Electronic invoicing firm Exchange wanted to get inside the minds of companies that haven’t yet deployed eInvoicing solutions. The results, summarized for the company’s eInvoicing Survey 2016, have been released and offer some insight as to why organizations remain stuck on paper invoicing.
The findings of the survey, which assessed the views of nearly 200 professionals, found that 94 percent of them consider eInvoicing to have either high or medium saving potential for their organizations. Meanwhile, one-third said they consider eInvoicing to be a catalyst for other optimized processes within their companies.
For the companies interested in an eInvoicing solution, the majority (60 percent) said they are hoping to take advantage of the experience that the solution provider has, rather than independently create their own eInvoicing solution.
Despite the promising figures, Exchange concluded: “The overall message does not change.”

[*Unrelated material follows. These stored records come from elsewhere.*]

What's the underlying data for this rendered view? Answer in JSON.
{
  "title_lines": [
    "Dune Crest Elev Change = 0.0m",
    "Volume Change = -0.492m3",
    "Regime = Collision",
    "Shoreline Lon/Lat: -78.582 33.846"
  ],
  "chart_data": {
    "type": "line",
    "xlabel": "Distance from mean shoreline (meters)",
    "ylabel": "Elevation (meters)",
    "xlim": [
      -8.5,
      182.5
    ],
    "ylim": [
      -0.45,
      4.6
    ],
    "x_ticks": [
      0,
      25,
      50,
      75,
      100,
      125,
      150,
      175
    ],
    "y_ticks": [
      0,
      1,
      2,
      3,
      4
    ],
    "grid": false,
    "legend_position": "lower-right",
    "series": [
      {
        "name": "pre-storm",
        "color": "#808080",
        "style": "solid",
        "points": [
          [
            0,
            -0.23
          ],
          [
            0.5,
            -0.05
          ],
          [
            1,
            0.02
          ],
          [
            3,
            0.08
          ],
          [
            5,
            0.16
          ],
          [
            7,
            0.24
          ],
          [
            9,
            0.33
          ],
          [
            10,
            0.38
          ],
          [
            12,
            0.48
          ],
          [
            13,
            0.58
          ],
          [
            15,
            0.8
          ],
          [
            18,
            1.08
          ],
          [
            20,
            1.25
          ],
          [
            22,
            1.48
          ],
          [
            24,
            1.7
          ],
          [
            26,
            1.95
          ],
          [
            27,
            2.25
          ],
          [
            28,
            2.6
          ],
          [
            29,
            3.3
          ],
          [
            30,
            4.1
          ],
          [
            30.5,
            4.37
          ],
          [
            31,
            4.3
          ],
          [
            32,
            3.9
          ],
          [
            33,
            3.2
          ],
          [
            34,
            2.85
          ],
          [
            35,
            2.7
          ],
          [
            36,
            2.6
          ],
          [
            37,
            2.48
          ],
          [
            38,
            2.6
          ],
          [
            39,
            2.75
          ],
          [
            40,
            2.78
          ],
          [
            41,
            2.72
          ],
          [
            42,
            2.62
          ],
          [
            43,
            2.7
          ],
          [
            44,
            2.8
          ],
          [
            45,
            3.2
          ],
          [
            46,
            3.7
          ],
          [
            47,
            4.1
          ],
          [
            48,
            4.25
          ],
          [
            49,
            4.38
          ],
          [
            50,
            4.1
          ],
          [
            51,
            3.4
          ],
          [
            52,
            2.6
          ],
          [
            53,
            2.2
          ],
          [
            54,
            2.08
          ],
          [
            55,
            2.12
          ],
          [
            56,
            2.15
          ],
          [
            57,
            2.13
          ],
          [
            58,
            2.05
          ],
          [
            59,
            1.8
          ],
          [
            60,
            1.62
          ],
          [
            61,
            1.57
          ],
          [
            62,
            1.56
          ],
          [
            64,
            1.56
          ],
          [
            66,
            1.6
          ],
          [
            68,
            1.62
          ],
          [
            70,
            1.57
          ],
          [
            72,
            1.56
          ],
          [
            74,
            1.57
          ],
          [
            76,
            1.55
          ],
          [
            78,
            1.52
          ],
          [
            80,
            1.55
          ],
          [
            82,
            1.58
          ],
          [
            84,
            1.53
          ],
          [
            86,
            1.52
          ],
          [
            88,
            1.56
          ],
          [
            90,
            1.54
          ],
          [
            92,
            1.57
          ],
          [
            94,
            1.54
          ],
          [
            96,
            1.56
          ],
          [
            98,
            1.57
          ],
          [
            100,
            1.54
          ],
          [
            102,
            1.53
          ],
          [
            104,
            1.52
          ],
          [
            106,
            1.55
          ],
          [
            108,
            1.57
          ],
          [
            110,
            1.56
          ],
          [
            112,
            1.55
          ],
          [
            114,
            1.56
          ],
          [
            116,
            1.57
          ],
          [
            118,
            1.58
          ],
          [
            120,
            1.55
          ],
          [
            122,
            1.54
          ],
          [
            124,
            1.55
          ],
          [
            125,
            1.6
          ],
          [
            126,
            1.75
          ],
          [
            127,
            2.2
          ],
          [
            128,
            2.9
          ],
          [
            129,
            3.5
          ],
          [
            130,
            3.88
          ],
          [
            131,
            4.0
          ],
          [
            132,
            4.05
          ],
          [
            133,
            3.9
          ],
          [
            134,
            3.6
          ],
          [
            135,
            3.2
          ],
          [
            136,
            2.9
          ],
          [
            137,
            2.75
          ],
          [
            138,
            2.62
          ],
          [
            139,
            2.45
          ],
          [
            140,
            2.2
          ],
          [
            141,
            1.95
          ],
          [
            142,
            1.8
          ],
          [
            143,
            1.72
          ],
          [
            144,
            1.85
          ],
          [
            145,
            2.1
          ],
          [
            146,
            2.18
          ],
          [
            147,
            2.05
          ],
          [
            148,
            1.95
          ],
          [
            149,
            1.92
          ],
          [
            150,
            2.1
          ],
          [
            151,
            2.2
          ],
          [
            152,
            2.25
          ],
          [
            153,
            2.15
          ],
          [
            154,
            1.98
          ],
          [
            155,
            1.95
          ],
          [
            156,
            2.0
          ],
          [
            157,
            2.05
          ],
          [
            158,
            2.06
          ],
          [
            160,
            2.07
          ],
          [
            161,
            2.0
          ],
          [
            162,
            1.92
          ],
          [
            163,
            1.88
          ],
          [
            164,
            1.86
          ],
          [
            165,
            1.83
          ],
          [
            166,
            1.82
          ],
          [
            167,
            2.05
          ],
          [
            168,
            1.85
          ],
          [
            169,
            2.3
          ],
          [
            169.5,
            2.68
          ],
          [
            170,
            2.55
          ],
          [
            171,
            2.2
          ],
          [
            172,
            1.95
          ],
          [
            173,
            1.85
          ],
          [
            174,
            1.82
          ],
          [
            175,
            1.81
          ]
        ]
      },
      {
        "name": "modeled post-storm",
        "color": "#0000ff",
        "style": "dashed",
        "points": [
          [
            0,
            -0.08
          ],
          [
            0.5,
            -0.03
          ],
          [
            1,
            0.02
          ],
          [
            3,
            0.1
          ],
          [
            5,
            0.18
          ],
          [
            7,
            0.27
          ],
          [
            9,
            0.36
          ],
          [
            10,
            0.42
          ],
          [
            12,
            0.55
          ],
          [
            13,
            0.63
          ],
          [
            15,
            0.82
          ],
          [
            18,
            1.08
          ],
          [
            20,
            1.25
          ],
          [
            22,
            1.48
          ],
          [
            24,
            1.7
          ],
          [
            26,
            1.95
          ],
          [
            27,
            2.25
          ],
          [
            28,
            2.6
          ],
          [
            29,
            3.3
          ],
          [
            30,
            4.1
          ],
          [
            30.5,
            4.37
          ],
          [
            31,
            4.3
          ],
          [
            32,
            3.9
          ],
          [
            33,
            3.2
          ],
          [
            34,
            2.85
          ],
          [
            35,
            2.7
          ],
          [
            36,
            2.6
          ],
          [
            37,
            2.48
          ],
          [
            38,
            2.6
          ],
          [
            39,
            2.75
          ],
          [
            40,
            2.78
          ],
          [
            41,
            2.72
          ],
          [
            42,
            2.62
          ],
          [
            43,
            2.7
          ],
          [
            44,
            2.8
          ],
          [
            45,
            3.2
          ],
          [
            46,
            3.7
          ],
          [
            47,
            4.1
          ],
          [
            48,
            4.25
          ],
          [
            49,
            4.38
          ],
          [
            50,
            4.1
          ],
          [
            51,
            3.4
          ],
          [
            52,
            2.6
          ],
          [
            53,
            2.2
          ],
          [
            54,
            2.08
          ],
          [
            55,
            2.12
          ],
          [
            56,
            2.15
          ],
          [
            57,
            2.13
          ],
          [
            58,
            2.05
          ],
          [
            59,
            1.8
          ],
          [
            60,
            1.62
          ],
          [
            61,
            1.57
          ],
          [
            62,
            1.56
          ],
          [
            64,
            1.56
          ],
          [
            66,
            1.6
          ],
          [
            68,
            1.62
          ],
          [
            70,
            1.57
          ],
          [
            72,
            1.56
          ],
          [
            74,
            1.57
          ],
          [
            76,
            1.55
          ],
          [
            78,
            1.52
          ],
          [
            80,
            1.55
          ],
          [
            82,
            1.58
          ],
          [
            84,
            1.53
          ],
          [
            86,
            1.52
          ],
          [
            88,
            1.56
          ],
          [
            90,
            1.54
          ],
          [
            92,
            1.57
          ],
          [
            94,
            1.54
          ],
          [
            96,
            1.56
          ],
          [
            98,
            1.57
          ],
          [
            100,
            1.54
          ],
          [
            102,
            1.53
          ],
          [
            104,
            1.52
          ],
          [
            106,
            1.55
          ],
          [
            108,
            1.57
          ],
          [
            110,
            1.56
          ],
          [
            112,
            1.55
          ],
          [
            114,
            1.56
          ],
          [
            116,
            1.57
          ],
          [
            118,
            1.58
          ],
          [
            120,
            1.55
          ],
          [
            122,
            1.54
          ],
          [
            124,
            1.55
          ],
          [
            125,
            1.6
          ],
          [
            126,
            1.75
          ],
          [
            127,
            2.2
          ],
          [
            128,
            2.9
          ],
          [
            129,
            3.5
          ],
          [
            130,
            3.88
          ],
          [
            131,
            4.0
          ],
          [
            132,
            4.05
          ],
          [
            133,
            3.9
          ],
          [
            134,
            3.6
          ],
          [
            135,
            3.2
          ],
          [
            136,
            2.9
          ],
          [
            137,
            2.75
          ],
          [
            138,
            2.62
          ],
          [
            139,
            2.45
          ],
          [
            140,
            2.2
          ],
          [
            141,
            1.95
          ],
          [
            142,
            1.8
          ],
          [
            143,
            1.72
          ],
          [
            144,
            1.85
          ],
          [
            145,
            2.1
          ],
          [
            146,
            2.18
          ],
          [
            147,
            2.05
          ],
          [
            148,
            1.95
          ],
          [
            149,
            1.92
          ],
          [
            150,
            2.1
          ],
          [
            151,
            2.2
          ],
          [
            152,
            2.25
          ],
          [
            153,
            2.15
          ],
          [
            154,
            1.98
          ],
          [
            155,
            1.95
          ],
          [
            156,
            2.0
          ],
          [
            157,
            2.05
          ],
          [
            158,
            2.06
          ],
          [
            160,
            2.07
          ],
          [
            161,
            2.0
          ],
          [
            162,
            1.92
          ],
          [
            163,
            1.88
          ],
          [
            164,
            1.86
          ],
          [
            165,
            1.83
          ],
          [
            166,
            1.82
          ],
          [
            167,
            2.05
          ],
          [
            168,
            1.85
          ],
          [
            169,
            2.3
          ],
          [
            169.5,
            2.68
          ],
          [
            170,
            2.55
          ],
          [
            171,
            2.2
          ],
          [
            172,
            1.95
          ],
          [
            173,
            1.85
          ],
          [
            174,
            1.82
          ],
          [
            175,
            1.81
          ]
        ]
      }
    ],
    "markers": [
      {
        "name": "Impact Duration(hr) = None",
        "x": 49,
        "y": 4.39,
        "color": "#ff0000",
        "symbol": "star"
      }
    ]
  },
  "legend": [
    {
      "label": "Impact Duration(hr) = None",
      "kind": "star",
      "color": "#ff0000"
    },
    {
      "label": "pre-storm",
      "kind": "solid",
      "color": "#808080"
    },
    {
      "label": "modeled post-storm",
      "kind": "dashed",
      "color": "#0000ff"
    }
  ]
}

That overall message is that a lack of information on eInvoicing, coupled with resistance to change from within the company, are still the top challenges for professionals looking to adopt automated invoicing solutions.
Exchange also reflected on some of the figures on how corporations view eInvoicing solutions, noting that the reputation of these services has room to improve.
“Despite the potential to save costs, isolated eInvoicing projects do not seem to be very popular,” Exchange said in its report. “Only 27 percent see it as a driver for other projects aiming to optimize business processes.”
The data on corporates’ eInvoicing views follows research released by Billentis earlier this year. That report concluded that a slow-and-steady mentality to adopting automated invoicing tools may not be the best approach.
“In today’s erratic economy, business agility is more important than ever before,” Billentis said in its report.